To examine the cytotoxicity of PBLs in CRC, a CRC cell model specifically recognized by PBLs was established using a lentivirus containing the membrane-bound anti-CD3scFv expression cassette (Fig. 4A). HT29 cells were transduced with the lentiviral vector or blank control for 48 h and then selected with puromycin for an additional 2 weeks. To identify HT29 cells stably expressing mCD3scfv, western blot analysis, confocal microscopy and flow cytometry were used to detect the N-terminal HA-tag of the fusion protein. The results revealed that mCD3scfv was expressed in HT29-CD3scfv cells and mCD3scfv localized on the cell membrane (Fig. 4B and C). Furthermore, HT29 cells expressing the fusion protein accounted for 96.8% of the total HT29-CD3scfv cells examined (Fig. 4D). Finally, HT29-CD3scfv and HT29-control target cells were co-cultured with PBLs at different E:T cell ratios, respectively for 16 h. CytoTox96^® non-radioactive cytotoxicity assays revealed that PBLs were cytolytic toward HT29-CD3scfv cells. Their cytotoxic effect increased as the E:T ratio using PBLs as effector cells and HT29-CD3scfv cells as target cells increased. PBLs were slightly cytolytic toward HT29-control cells. Furthermore, the cytotoxity of HT29-CD3scfv singicantly increase compared with HT29-control cells at the corresponding E:T ratio (P<0.05; Fig. 4E).

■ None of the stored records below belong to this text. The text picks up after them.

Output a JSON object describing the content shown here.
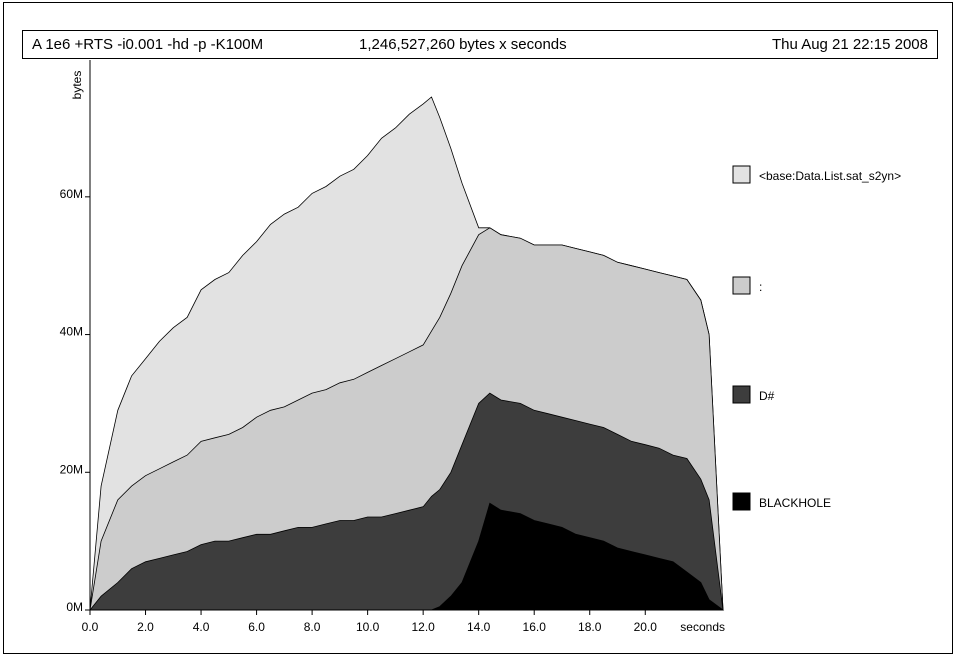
{
  "header": {
    "left": "A 1e6 +RTS -i0.001 -hd -p -K100M",
    "center": "1,246,527,260 bytes x seconds",
    "right": "Thu Aug 21 22:15 2008"
  },
  "chart_data": {
    "type": "area",
    "stacked": true,
    "xlabel": "seconds",
    "ylabel": "bytes",
    "xlim": [
      0,
      22.8
    ],
    "ylim": [
      0,
      79
    ],
    "x_ticks": [
      "0.0",
      "2.0",
      "4.0",
      "6.0",
      "8.0",
      "10.0",
      "12.0",
      "14.0",
      "16.0",
      "18.0",
      "20.0"
    ],
    "y_ticks": [
      "0M",
      "20M",
      "40M",
      "60M"
    ],
    "legend_position": "right",
    "x": [
      0,
      0.4,
      1,
      1.5,
      2,
      2.5,
      3,
      3.5,
      4,
      4.5,
      5,
      5.5,
      6,
      6.5,
      7,
      7.5,
      8,
      8.5,
      9,
      9.5,
      10,
      10.5,
      11,
      11.5,
      12,
      12.3,
      12.6,
      13,
      13.4,
      14,
      14.4,
      14.8,
      15.5,
      16,
      16.5,
      17,
      17.5,
      18,
      18.5,
      19,
      19.5,
      20,
      20.5,
      21,
      21.5,
      22,
      22.3,
      22.8
    ],
    "series": [
      {
        "name": "BLACKHOLE",
        "color": "#000000",
        "values": [
          0,
          0,
          0,
          0,
          0,
          0,
          0,
          0,
          0,
          0,
          0,
          0,
          0,
          0,
          0,
          0,
          0,
          0,
          0,
          0,
          0,
          0,
          0,
          0,
          0,
          0,
          0.5,
          2,
          4,
          10,
          15.5,
          14.5,
          14,
          13,
          12.5,
          12,
          11,
          10.5,
          10,
          9,
          8.5,
          8,
          7.5,
          7,
          5.5,
          4,
          1.5,
          0
        ]
      },
      {
        "name": "D#",
        "color": "#3d3d3d",
        "values": [
          0,
          2,
          4,
          6,
          7,
          7.5,
          8,
          8.5,
          9.5,
          10,
          10,
          10.5,
          11,
          11,
          11.5,
          12,
          12,
          12.5,
          13,
          13,
          13.5,
          13.5,
          14,
          14.5,
          15,
          16.5,
          17,
          18,
          20,
          20,
          16,
          16,
          16,
          16,
          16,
          16,
          16.5,
          16.5,
          16.5,
          16.5,
          16,
          16,
          16,
          15.5,
          16.5,
          15,
          14.5,
          0
        ]
      },
      {
        "name": ":",
        "color": "#cccccc",
        "values": [
          0,
          8,
          12,
          12,
          12.5,
          13,
          13.5,
          14,
          15,
          15,
          15.5,
          16,
          17,
          18,
          18,
          18.5,
          19.5,
          19.5,
          20,
          20.5,
          21,
          22,
          22.5,
          23,
          23.5,
          24,
          25,
          26,
          26,
          24.5,
          24,
          24,
          24,
          24,
          24.5,
          25,
          25,
          25,
          25,
          25,
          25.5,
          25.5,
          25.5,
          26,
          26,
          26,
          24,
          0
        ]
      },
      {
        "name": "<base:Data.List.sat_s2yn>",
        "color": "#e2e2e2",
        "values": [
          0,
          8,
          13,
          16,
          17,
          18.5,
          19.5,
          20,
          22,
          23,
          23.5,
          25,
          25.5,
          27,
          28,
          28,
          29,
          29.5,
          30,
          30.5,
          31.5,
          33,
          33.5,
          34.5,
          35,
          34,
          29,
          21,
          12,
          1,
          0,
          0,
          0,
          0,
          0,
          0,
          0,
          0,
          0,
          0,
          0,
          0,
          0,
          0,
          0,
          0,
          0,
          0
        ]
      }
    ]
  }
}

To further examine the inhibitory effect of rhein in hypoxia, the cytotoxicity of PBLs toward CRC cells was examined following treatment with rhein under hypoxic conditions. HT29-CD3scfv cells were cultured under conditions of normoxia, hypoxia and hypoxia + 50 µM rhein, followed by co-culture with PBLs at different effector-to-target cell ratios (5:1, 10:1 and 20:1). CytoTox96^® non-radioactive cytotoxicity assays revealed that PBLs are cytolytic toward HT29-CD3scfv cells, and their cytotoxic effect was inhibited by hypoxia. Treatment with rhein enhanced the cytotoxicity of PBLs in hypoxia, compared with normoxia (Fig. 5).